The Unlikely Convert part of the story is articulated gracefully and eloquently – without salacious details. (I just handed the book to my 14-year old daughter, who has been begging to read it.) Rosaria is an exquisite storyteller, employing direct and simple progression in her thinking about this transformation in her life.
“This word – conversion – is simply too tame and too refined to capture the train wreck that I experienced in coming face-to-face with the Living God,” she writes in her Acknowledgements, subtitled, “God, Why Pick Me?”. “I know of only one word to describe this time-released encounter: impact. Impact is, I believe, the space between the multiple car crash and the body count.”
While Ken and Floy were careful never to identify with Rosaria, the lesbian, “they listened to me and identified with Christ”. What defined the essence of the hospitality she experienced with them was that they were sensitive to Rosaria in her self-awareness. “My past was my shrine and any person or worldview that entered into my little world had to genuflect to this. I wondered about these Christians. Surely some of them had pasts… How did they let go of their pasts without losing their identity? Who would I be without my lesbian identity?” Never, she says, did she feel as though her identity was a stain in their lives.
No, this conversion story doesn’t make me want to be like Rosaria. What I want is to be like Ken Smith. No, strike that. I want to imitate Christ the way he imitates Him.
The Secret Thoughts of an Unlikely Convert reveal sweet and bittersweet accounts of Rosaria’s walk with Christ through her “coming out” as a Christian to the LGBT and academic communities, her maneuvering through the sometimes explosive and complicated church-y landscape that endeavors to “fix” the single person, and her maturing into marriage and learning to spread her own wings of Christian hospitality to bring under their shelter multiple foster and adoptive children. I cried at some point in every one of her chapters and all the way through some of them. Not for sentimentality’s sake but because Rosaria’s true Hero is the same as mine. The same who makes a train wreck out of our false identities so that we have nothing or no one left to identify with but the One who makes all things new. As she says, “Faith that endures is heroic, not sentimental.” Enduring faith, standing firm on the other side of the wreck, firmly in Christ.
So now my confession.
For years I have avoided shopping at the Super WalMart, not because the place is so huge that shopping there counts for two workouts in a week or because it’s irritating that they only open five of their 45 checkout lanes, despite how long the lines are.
The reason I pulled off my little boycott of WalMart, and particularly when my children were young and in tow, is because of the presence of a cashier who, over several months, was undergoing gender change treatments. My kids were young, but they could tell when a man was underneath that dress, and I didn’t want them to … well….be tainted, stained. To have their young eyes polluted by the sight.

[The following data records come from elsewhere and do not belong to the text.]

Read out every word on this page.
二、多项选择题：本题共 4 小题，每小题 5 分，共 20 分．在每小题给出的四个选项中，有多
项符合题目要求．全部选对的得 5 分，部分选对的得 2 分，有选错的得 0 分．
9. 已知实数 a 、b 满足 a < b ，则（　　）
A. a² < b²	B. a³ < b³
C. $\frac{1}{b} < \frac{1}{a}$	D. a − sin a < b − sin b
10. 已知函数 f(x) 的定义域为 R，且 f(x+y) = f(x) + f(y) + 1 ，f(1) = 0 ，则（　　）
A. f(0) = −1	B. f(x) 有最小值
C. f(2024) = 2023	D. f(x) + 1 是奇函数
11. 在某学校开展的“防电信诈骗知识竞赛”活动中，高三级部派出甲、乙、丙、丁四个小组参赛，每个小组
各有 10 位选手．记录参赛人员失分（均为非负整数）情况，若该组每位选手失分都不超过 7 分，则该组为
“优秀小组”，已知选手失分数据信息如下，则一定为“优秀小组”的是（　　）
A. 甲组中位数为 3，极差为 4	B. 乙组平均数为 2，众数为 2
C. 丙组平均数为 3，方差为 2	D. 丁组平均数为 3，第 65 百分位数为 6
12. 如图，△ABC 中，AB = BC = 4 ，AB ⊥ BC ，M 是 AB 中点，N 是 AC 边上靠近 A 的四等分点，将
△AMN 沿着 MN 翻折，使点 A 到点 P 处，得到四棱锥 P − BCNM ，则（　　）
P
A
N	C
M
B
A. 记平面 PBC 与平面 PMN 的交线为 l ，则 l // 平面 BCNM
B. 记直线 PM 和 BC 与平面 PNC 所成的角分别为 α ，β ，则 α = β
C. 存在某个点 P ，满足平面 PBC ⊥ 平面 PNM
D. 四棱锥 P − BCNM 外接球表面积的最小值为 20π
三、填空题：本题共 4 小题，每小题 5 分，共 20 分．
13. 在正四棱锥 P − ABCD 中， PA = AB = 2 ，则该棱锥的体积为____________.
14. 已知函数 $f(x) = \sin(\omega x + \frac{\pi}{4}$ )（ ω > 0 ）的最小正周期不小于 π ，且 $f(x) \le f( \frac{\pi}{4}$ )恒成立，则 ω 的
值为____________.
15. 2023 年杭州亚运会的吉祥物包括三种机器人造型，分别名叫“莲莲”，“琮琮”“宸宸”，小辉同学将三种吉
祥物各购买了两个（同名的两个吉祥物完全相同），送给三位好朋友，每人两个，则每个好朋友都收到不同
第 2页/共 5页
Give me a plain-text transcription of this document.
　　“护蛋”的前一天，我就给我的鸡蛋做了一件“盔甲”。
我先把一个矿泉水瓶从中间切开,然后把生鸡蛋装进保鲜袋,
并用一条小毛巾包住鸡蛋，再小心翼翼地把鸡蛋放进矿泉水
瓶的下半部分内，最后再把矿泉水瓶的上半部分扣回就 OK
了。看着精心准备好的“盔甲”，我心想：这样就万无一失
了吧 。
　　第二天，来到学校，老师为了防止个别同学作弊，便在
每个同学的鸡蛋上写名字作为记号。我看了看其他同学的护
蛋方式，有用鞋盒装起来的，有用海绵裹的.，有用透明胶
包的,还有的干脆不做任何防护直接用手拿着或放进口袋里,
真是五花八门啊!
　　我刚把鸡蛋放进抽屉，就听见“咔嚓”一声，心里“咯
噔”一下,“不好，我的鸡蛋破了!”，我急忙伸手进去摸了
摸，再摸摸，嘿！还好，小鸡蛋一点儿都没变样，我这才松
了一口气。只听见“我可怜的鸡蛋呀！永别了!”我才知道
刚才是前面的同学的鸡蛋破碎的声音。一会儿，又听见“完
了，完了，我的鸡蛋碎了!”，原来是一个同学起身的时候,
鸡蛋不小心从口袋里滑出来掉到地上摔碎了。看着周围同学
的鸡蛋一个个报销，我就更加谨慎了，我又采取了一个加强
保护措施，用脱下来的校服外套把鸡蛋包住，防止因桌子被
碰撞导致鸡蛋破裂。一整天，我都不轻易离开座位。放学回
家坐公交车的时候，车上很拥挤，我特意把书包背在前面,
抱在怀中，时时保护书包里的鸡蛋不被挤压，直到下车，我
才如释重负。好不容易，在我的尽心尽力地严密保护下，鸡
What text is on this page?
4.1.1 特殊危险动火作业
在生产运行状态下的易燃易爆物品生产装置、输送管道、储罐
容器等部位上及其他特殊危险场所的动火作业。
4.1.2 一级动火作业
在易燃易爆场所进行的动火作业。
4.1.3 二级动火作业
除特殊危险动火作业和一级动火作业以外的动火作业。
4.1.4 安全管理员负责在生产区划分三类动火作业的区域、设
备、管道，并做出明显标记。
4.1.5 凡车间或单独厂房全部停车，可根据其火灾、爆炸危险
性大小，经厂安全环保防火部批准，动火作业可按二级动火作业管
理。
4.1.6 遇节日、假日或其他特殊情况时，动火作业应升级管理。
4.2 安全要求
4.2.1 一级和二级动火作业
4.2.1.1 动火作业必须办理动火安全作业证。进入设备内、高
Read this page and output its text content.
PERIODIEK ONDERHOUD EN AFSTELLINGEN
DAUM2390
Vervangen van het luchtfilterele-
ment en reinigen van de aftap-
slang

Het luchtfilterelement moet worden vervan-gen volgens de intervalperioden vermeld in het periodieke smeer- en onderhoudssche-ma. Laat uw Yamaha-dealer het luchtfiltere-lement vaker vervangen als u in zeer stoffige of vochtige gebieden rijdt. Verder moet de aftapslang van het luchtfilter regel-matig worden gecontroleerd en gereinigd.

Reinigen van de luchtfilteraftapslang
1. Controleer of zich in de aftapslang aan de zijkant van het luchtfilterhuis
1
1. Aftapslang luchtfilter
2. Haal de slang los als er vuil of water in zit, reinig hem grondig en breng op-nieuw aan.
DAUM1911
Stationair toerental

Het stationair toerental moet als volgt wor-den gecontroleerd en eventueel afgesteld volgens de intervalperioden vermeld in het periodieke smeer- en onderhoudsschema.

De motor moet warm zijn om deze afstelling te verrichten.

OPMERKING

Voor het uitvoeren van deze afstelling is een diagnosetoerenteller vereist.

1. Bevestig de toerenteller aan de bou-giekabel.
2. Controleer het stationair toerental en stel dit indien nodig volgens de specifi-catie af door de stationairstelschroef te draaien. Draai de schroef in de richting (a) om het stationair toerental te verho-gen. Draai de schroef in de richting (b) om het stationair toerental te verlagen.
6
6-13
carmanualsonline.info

This very “heroic” stand against immorality came back to haunt me as I read Rosaria’s book. She said, “I had been the beneficiary of real Christian evangelism. Ken Smith had spent time with me – and not just spare time. He spent pricey time – real time. He didn’t hide behind bumper stickers or slogans. He never let pride masquerade for principle.”
Every single person I meet deserves real time. Every single soul created in the image of God deserves a demonstration of real Christian evangelism, of heroic faith, not sentimental moralism. Hospitality that turns strangers into Christian friends: “Do not neglect to show hospitality to strangers, for thereby, some have entertained angels unaware” (Hebrews 13:2).
“Real Christian friends are like that,” Rosaria writes. “We fail one another and in repentance and restoration, we are made stronger and more humble. It is nice to have friends like that. Comforting. Restorative.”